Я снова взглянул на женщину и сморозил:
- А я думал, Вы поэтесса. Анна Ахматова.
- С чего бы это? – удивилась мама Оли. И еще с большим удивлением, – А ты читал Анну Ахматову?
Не ответив, я опрометью выбежал из комнаты соседей, и буквально ворвавшись к себе, схватил с дивана книжку, которую накануне вечером читала мама.
- Вот , - я протянул Елене Сергеевне книжку.
- Да, это томик Анны Ахматовой. И знаменитый портрет работы Альтмана.
Снова обернулась ко мне с удивлением:
- Ты читаешь стихи?
- Нет, это мама. Она любит стихи. Я тоже умею хорошо читать. Вон, смотрите, на обложке написано "Анна Ахматова". И Ваш портрет.
Мама Оли рассмеялась:
- Что ты, Миша, это не мой портрет. А схожесть – ну разве что желтая шаль.
И снова предложила:
- Давайте уже пить чай.
Мы сидели с Олей напротив друг друга, пили горячий свежезаваренный грузинский чай. И кизиловое варенье было необычайно вкусным. Я рассматривал фотографии военного летчика на стенах. Их было много. Уж не помню о чем мы тогда говорили. Что-то про летчиков, кажется. Так началась наша короткая дружба с Олей.

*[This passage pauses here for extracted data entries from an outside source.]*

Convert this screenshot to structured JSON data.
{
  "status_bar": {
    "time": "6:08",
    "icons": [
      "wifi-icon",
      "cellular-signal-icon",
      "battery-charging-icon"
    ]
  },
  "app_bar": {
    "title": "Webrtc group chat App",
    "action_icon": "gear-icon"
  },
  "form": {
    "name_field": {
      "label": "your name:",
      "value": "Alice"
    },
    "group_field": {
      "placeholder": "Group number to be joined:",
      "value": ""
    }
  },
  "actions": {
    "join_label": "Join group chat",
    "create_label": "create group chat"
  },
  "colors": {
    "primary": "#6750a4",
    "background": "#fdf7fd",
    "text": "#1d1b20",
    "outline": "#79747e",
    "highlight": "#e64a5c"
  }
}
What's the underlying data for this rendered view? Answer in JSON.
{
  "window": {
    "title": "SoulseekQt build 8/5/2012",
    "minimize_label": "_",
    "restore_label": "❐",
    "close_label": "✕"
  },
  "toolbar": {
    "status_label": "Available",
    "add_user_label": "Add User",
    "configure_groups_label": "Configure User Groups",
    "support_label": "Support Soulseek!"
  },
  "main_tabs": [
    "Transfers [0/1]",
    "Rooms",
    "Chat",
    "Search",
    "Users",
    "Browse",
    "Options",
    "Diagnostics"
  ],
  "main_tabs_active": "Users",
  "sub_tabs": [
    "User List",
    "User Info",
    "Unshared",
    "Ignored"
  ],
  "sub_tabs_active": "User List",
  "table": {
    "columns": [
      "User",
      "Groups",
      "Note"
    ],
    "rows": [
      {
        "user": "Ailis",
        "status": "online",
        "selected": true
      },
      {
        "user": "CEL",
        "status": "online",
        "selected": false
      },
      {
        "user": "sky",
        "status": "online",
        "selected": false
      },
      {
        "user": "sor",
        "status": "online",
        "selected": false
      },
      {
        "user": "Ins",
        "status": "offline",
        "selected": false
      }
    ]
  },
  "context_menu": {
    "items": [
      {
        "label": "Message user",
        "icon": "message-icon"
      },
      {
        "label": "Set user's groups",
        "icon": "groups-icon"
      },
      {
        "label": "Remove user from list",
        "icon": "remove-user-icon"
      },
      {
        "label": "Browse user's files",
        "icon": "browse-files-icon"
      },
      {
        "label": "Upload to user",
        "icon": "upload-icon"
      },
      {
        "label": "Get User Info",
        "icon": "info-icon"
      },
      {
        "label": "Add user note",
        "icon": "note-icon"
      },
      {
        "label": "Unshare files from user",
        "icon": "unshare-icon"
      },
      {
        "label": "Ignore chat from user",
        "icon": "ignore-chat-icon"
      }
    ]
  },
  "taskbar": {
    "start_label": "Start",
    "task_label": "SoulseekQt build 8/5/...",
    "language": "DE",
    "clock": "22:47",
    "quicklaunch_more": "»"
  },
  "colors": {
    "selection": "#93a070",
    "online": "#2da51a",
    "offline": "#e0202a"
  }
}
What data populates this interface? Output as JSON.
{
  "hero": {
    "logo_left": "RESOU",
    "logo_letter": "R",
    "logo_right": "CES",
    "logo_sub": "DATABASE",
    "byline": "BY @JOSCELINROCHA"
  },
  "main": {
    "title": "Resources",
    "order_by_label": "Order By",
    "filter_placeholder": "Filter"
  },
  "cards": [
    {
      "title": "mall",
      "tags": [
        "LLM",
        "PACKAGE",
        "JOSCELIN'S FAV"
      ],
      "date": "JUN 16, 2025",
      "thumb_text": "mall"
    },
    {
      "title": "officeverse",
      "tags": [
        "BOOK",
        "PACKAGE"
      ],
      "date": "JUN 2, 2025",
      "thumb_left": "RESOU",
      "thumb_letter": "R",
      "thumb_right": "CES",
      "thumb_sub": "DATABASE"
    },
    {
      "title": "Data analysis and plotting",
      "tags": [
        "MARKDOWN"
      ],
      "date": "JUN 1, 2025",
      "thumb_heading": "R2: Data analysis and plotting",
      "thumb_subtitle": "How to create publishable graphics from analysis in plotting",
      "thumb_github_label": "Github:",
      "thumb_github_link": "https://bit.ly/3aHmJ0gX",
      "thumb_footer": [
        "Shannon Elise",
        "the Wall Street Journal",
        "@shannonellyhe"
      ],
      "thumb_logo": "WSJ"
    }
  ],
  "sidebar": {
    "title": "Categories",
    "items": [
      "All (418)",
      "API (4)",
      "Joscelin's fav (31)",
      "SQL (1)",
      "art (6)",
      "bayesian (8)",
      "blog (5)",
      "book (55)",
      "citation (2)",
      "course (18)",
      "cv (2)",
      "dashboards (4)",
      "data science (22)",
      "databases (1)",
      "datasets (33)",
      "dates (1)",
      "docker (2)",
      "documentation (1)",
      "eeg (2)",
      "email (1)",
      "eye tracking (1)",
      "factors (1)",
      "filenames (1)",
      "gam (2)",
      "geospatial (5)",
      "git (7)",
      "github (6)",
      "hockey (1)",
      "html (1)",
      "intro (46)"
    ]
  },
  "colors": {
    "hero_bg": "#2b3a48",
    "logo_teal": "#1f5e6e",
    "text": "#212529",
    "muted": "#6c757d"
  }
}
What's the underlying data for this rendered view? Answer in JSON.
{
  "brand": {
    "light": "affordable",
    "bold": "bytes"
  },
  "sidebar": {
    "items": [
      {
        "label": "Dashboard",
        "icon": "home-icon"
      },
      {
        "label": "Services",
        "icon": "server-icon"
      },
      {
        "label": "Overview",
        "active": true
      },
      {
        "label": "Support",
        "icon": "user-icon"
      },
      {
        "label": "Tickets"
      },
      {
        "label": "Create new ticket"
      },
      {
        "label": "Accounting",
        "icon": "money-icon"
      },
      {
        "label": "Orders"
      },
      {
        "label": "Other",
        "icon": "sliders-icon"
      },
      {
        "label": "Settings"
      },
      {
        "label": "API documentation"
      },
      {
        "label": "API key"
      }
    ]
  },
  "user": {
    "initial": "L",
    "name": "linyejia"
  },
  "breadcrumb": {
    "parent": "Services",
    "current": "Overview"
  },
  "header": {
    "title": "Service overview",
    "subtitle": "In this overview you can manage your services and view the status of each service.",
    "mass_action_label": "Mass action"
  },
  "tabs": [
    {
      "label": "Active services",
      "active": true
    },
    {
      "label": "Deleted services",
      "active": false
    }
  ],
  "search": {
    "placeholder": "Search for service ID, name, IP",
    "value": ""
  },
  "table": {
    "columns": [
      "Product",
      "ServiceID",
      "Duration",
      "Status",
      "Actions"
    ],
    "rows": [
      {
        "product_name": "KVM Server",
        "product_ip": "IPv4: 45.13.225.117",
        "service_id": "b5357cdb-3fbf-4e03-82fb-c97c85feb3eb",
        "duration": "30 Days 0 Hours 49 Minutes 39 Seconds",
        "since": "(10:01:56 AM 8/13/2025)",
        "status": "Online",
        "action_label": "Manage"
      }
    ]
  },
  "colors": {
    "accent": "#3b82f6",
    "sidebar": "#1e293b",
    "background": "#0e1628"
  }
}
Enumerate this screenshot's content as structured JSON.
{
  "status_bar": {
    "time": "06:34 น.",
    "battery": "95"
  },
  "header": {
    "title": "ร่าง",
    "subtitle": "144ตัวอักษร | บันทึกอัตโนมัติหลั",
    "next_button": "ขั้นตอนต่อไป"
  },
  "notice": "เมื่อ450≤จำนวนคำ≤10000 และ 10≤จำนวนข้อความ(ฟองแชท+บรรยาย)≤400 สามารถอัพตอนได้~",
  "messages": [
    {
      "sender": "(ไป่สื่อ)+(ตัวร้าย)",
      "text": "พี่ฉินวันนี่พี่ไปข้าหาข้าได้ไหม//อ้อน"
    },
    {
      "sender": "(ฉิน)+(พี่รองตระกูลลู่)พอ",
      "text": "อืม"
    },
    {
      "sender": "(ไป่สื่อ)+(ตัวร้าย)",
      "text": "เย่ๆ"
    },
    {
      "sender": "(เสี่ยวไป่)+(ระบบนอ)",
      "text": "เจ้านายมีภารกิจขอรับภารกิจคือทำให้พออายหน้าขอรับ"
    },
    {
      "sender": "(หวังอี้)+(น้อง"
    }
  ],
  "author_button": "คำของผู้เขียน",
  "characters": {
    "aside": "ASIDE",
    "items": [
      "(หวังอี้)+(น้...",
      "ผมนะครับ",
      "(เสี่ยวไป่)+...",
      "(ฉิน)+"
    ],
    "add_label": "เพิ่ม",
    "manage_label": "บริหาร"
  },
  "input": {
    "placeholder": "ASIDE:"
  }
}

И никакой она была не занудой, а совсем напротив - удивительной девочкой. Всегда аккуратная, спокойная и вежливая, она конечно недолюбливала наши с Сашкой беготню и футбол, и никогда не принимала участие в таких играх. Но зато она научила нас танцевать "Яблочко". Да-да, с выходом, с хлопками по коленкам и голеням.
К Сашке она относилась с прохладцей, уж не знаю почему. А со мной общалась всегда тепло, хотя и подчеркивая свое безусловное старшинство.
- Мишенька, ну не будь ты как медведь. Вот смотри, - и споро, в такт мелодии, стучала себя ладошками по коленкам. Как выяснилось, Оля с четырех лет занималась танцами. А еще она умела играть на пианино и баллалайке, под которую пару раз в коридоре нашей коммуналки мы давали взрослым "концерты"- домашники.
Как-то раз, когда мы вечером "воевали" с мамой, разбирая очередную арифметическую задачу, она постучала в нашу дверь.
- Добрый вечер.
Моя мама, только что распекавшая свое нерадивое чадо, ответила:
- Здравствуй, Оленька. Миша пока занят. Он уроки делает.
- Вот по этому поводу я и зашла. Давайте я буду с Мишей заниматься.
Это было неожиданно. Но мама быстро уловила идею. Она же, как и остальные соседи, видела, что я обожаю эту девочку, и скрыть свою детскую любовь не в состоянии при всем желании.
С тех пор я приходил к Оле почти каждый вечер. За исключением тех дней, когда на выходные они уезжали к отцу на полигон "КапЯр". Оля очень любила своего папу и скучала по нему. Говорила о нем с восхищением. Но жили они почему-то далеко друг от друга.
Уже через месяц систематических занятий с соседкой моя успеваемость пошла в гору. Оля была, как тогда говорили, "круглой отличницей", но не это, наверное, главное. Я сам каждый вечер старался не ударить перед ней в грязь лицом, и потому вынужден был больше заниматься. Иной раз даже отказывался от вечерних прогулок. Сашка тоже злился. Наверное, немного ревновал меня к девчонке.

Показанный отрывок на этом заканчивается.